Lettre à Thomas LALIME, PHD !
(Lettres sur le budget 2019-2020)

Cher Thomas, Frère, Ami et Compère !

Il y a sept (7) mois depuis que j’ai laissé Montréal. Après que tu m’aies déposé à l’aéroport Pierre Elliot Trudeau, il m’a pris envie de t’écrire cette lettre mais la légèreté insoutenable que j’ai connue par la fatigue accumulée lors de nos montées et descentes dans la ville de Jacques Cartier jusqu’à Gatineau en quête de lumières dans différentes Universités et dans des rencontres avec nos frères et Sœurs Haïtiens ne m’a pas permis de finir cette note que j’avais pourtant commencée dans l’avion. Il est vrai qu’on a pu épuiser quelques points au fil de nos conversations quotidiennes mais cette lettre est restée longtemps dans l’ordinateur jusqu’à ce que tu publies cet article sur le budget 2019-2020.

En effet, j’ai lu l’annonce de l’adoption du budget le 5 juin 2020 ainsi que le texte qui était disponible sur les réseaux sociaux et je me suis mis à le décortiquer. J’ai lu, relu, compris, mal compris et peu compris dans le sens de mes quêtes et surtout dans mes moindres certitudes. Quand on sait que le budget de la République est un outil de mis en œuvre des Politiques Publiques, je ne peux ne pas me livrer aux questionnements les plus simples, divers et complexes car il est dit que le budget doit être déposé à la fin du mois de juin aux fins d’analyses et de corrections avant d’être adopté et mis en œuvre au premier jour de la nouvelle année fiscale soit le premier jour du mois d’octobre.

Cher Thomas !

Il arrive comme tu sais que chez nous les choses se font différemment et nous l’acceptons. Sous peu, quand arrivera Octobre 2020, il faudra attendre début juin 2021 pour déposer le budget 2020-2021 parce que ici, la vie est inversée autant que l’ordre des choses et des faits. Les Politiques Publiques résident dans la tête des Politiques. Elles ne sont nullement conçues, ni clairement élaborées pour qu’elle deviennent intelligibles. Elles sont appliquées au gré du temps, suivant le hit du moment et par routine. C’est sans doute pourquoi les budgets arrivent neuf (9) mois après soit trois (3) mois avant la fin de l’année fiscale.

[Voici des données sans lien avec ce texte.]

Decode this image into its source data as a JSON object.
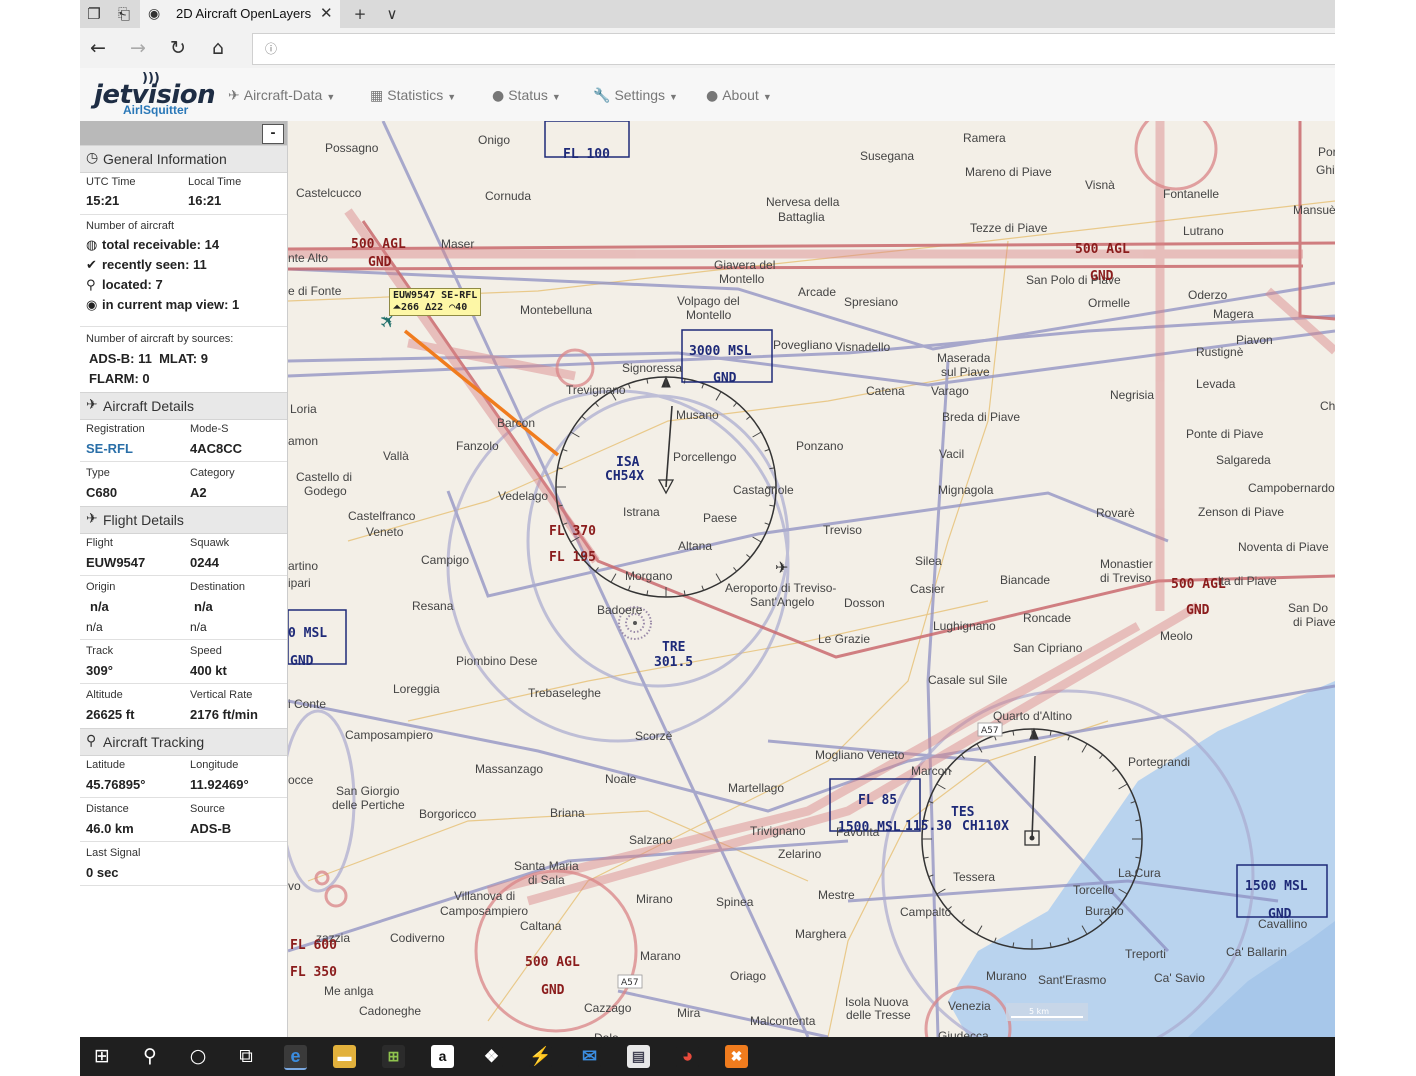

Il y a longtemps depuis que nous avions cessé d’être normaux. Nous vivons dans le flou et flou vit en nous comme si nous ne pouvons faire autrement. Tel Président ment monumentalement, tel Sénateur dénonce son forfait et assume, tel Député est minable et le Ministre ne sait rien de ses responsabilités d’Etat et l’Administration Publique perd son âme.

Revenons au budget !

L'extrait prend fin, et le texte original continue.